Dan Brown ha estado una semana encerrado en esta capilla, escribiendo una ficción en la que se cruza la caída de Dios y la emergencia de una inteligencia mecánica (Origen). Es escritor pero no es un pringado: cierran la sala para él una semana entera y respetan el flujo de sus neuronas como si fuera otro súper computador excepcional, o un ordenador cuántico (han adquirido dos de ellos que serán instalados en breve). “El ordenador cuántico no se puede explicar ―nos apuntan―, sucede pero no entendemos cómo sucede…” Y me resulta familiar el argumento, porque mucho de lo que hacemos en psiquiatría y alivia el sufrimiento carece de una explicación asequible, pero ahí sigue.

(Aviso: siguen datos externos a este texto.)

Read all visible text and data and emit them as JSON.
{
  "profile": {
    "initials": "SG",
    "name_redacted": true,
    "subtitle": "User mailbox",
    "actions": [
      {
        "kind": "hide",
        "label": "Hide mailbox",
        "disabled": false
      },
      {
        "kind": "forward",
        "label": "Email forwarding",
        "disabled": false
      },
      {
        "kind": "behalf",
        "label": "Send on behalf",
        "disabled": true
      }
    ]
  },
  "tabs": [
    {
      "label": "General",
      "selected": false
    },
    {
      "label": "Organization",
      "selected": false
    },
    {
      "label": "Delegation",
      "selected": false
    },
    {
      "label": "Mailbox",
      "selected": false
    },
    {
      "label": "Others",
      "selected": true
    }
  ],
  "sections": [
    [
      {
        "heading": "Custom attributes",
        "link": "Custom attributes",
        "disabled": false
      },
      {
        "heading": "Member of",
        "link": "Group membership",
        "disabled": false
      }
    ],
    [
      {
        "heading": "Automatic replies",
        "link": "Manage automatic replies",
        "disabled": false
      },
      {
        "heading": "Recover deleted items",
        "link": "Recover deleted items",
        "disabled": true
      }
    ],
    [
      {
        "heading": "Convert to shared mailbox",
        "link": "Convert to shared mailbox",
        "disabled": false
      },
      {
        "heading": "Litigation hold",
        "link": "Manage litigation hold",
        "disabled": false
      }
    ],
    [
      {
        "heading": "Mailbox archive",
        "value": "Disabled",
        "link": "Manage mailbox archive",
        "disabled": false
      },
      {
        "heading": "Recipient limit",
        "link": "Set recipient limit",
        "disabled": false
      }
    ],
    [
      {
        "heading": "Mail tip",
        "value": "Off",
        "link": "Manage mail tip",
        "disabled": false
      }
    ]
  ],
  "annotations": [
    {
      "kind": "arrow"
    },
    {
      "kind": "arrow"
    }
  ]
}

“Esto parece el Disneylandia de los informáticos”, suelto mientras desfilamos por peceras y peceras llenas de mesas de juntas y jóvenes enfrascados en sus pantallas o en algún debate alrededor de pizarras inteligentes con gráficos. Los ordenadores me intimidan, confieso a mi amiga, y se ríe porque asegura que es algo muy bobo: lo es para ella, que es física, no para mí que ni siquiera sé hacerme la declaración de la renta. Como me he propuesto un silencio reverencial, no le hablo de aquél día en que mi madre me llevó a la facultad de informática empeñada en que me hiciera ingeniera y nos recibió un tipo gordete y taciturno que me produjo horror.
Parecemos metidos en un cuadro de Escher. Vamos de aquí para allá sorteando cristales que se abren, ascensores que van al 0 que es el -1, que es un sótano pero no lo parece, puertas deslizantes que no se sabe si obedecerán al QR y otras cortapisas. Los arquitectos se lo han currado con los efectos ópticos, hay pasillos que se afilan y estrechan, racionalidad, luz y vacío, silencio reverencial. Por momentos parece que estemos en la sede de la Corporación de Blade Runner, con Jared Letto esperándonos en alguna sala, a punto de presentarnos su último replicante.

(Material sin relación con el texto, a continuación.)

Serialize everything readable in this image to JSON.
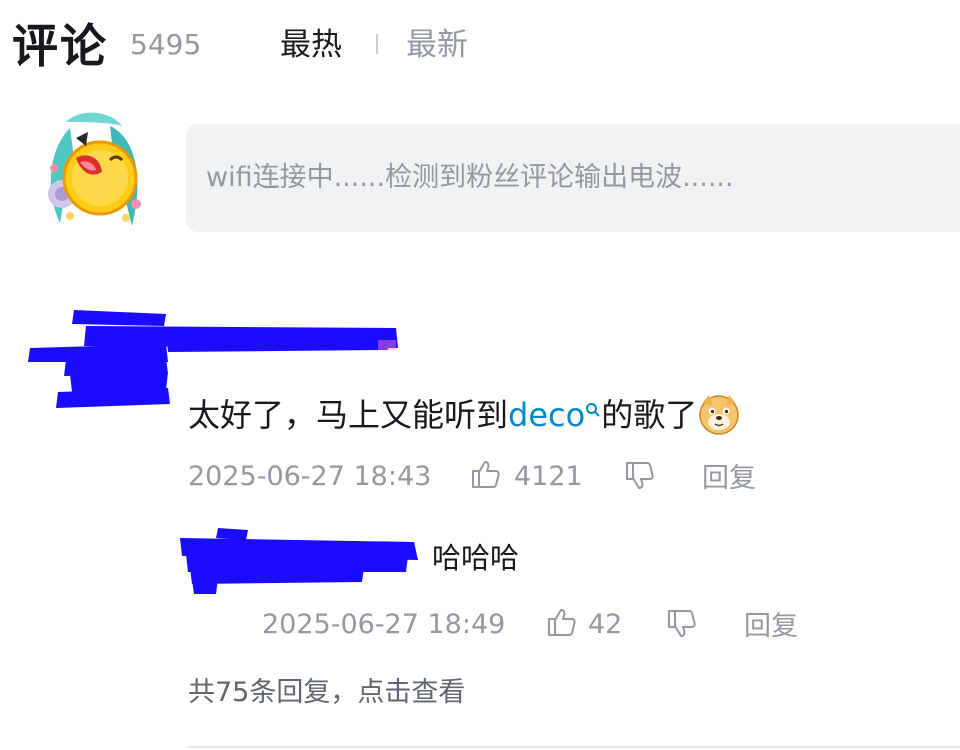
{
  "header": {
    "title": "评论",
    "comment_count": "5495",
    "sort_hot": "最热",
    "sort_new": "最新"
  },
  "composer": {
    "placeholder": "wifi连接中......检测到粉丝评论输出电波......"
  },
  "comment": {
    "text_before": "太好了，马上又能听到",
    "highlight": "deco",
    "text_after": "的歌了",
    "emoji": "doge-emoji",
    "time": "2025-06-27 18:43",
    "likes": "4121",
    "reply_label": "回复"
  },
  "reply": {
    "text": "哈哈哈",
    "time": "2025-06-27 18:49",
    "likes": "42",
    "reply_label": "回复"
  },
  "more_replies": "共75条回复，点击查看",
  "colors": {
    "link": "#008ac5",
    "muted": "#9499a0",
    "text": "#18191c",
    "composer_bg": "#f1f2f3",
    "redaction": "#1a0dff"
  },
  "icons": {
    "like": "thumb-up-icon",
    "dislike": "thumb-down-icon",
    "search": "search-icon"
  }
}
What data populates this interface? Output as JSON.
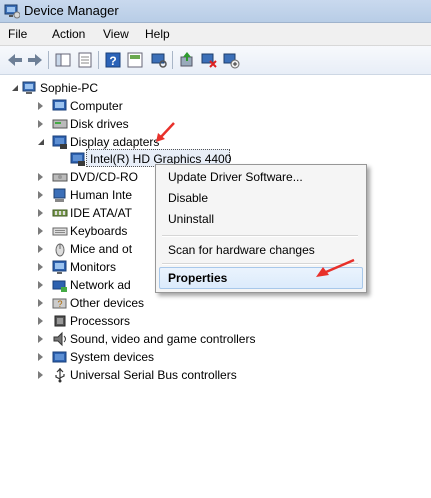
{
  "window": {
    "title": "Device Manager"
  },
  "menu": {
    "file": "File",
    "action": "Action",
    "view": "View",
    "help": "Help"
  },
  "toolbar": {
    "buttons": [
      "back-icon",
      "forward-icon",
      "show-hide-console-tree-icon",
      "properties-icon",
      "help-icon",
      "view-resources-icon",
      "scan-hardware-icon",
      "update-driver-icon",
      "disable-device-icon",
      "uninstall-device-icon"
    ]
  },
  "tree": {
    "root": "Sophie-PC",
    "items": [
      "Computer",
      "Disk drives",
      "Display adapters",
      "Intel(R) HD Graphics 4400",
      "DVD/CD-RO",
      "Human Inte",
      "IDE ATA/AT",
      "Keyboards",
      "Mice and ot",
      "Monitors",
      "Network ad",
      "Other devices",
      "Processors",
      "Sound, video and game controllers",
      "System devices",
      "Universal Serial Bus controllers"
    ]
  },
  "context_menu": {
    "update": "Update Driver Software...",
    "disable": "Disable",
    "uninstall": "Uninstall",
    "scan": "Scan for hardware changes",
    "properties": "Properties"
  },
  "colors": {
    "annotation_arrow": "#e8302a",
    "selection_border": "#a8c8ea"
  }
}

La charla de salud mental con los becarios, sin embargo, resulta de lo más tierno y cercano. Realidad analógica con olor a tortilla y croquetas, un espacio dotado de cafeteras y microondas, todo muy Silicon Valley. La veintena de investigadores que quieren escucharnos se congregan en círculo y no se atreven a atacar las bandejas de comida, pero suena aquí y allá el chasquido de sus latas de cerveza. Ha sido buena idea dormirme en el tren antes de revisar las diapos: no hacen ninguna falta. Prende enseguida un debate relajado, hay confesiones vitales, preguntas sobre gestión emocional, algún amigo de un amigo que está en apuros, la intriga sobre el efecto de las pastillas para la depresión.

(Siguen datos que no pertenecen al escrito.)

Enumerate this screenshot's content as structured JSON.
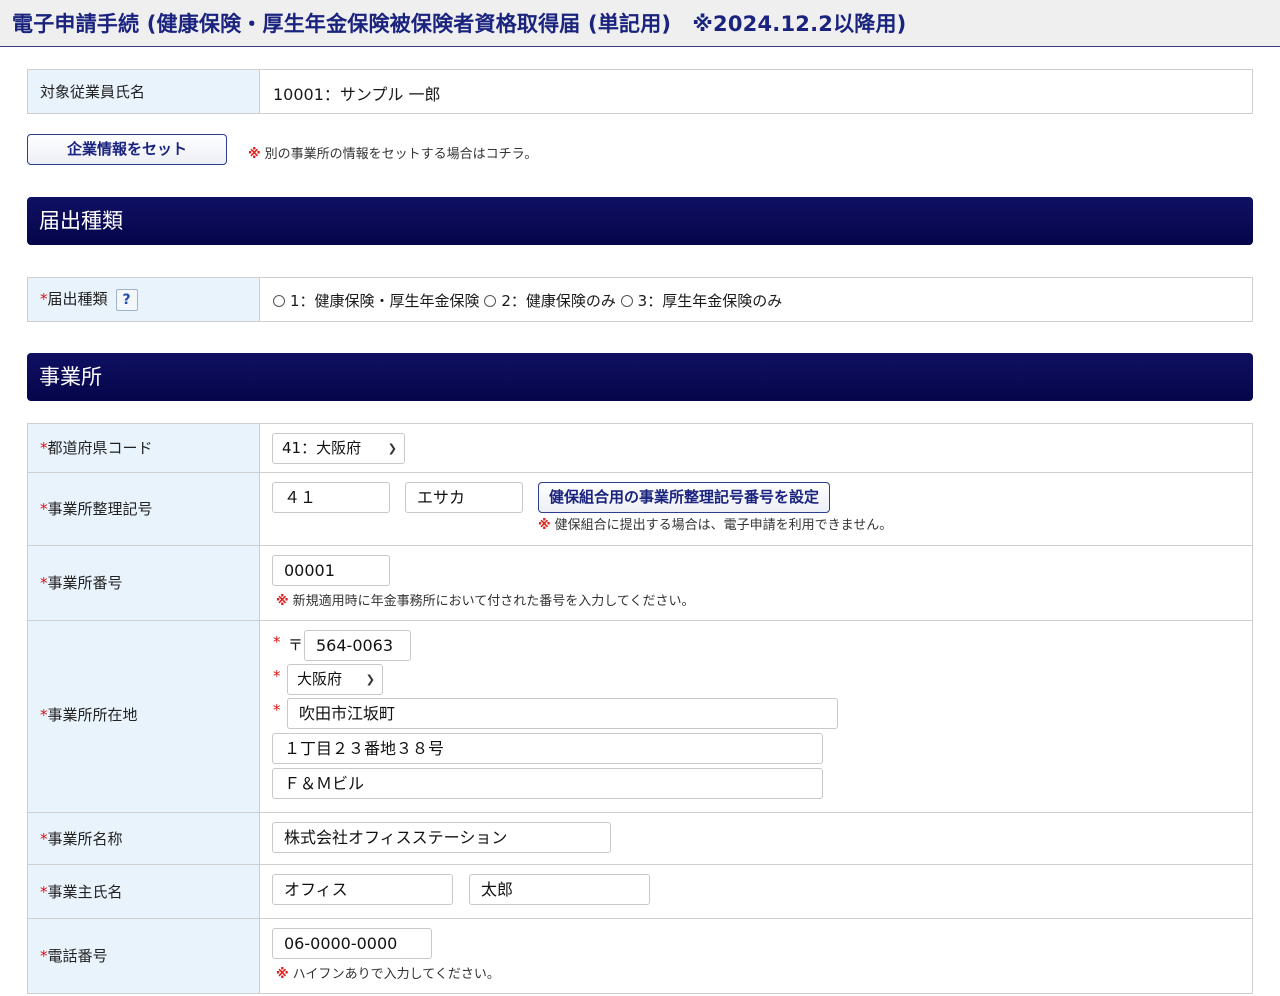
{
  "header": {
    "title": "電子申請手続 (健康保険・厚生年金保険被保険者資格取得届 (単記用)　※2024.12.2以降用)"
  },
  "employee": {
    "label": "対象従業員氏名",
    "value": "10001：サンプル 一郎"
  },
  "company_set": {
    "button_label": "企業情報をセット",
    "note_mark": "※",
    "note": "別の事業所の情報をセットする場合はコチラ。"
  },
  "sections": {
    "notification_type": "届出種類",
    "office": "事業所"
  },
  "notification": {
    "required_mark": "*",
    "label": "届出種類",
    "help_icon": "?",
    "options": [
      "1：健康保険・厚生年金保険",
      "2：健康保険のみ",
      "3：厚生年金保険のみ"
    ]
  },
  "office": {
    "required_mark": "*",
    "note_mark": "※",
    "prefecture_code": {
      "label": "都道府県コード",
      "value": "41：大阪府"
    },
    "office_symbol": {
      "label": "事業所整理記号",
      "value1": "４１",
      "value2": "エサカ",
      "button_label": "健保組合用の事業所整理記号番号を設定",
      "note": "健保組合に提出する場合は、電子申請を利用できません。"
    },
    "office_number": {
      "label": "事業所番号",
      "value": "00001",
      "note": "新規適用時に年金事務所において付された番号を入力してください。"
    },
    "address": {
      "label": "事業所所在地",
      "postal_mark": "〒",
      "postal_code": "564-0063",
      "prefecture": "大阪府",
      "city": "吹田市江坂町",
      "street": "１丁目２３番地３８号",
      "building": "Ｆ＆Ｍビル"
    },
    "name": {
      "label": "事業所名称",
      "value": "株式会社オフィスステーション"
    },
    "owner": {
      "label": "事業主氏名",
      "last_name": "オフィス",
      "first_name": "太郎"
    },
    "phone": {
      "label": "電話番号",
      "value": "06-0000-0000",
      "note": "ハイフンありで入力してください。"
    }
  }
}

Los asuntos del alma, después de todo, no requieren kilómetros de cable sino una buena sintonía, tiempo por delante, mirarse a los ojos y dejar que millones de bits de información empiecen a circular de otra manera. La misma que usaban los pastores para charlar durante un almuerzo o un receso, encaramados a una roca. Sacudiéndose la soledad de encima, y el hambre, y el frío. En sintonía con el cielo y la tierra.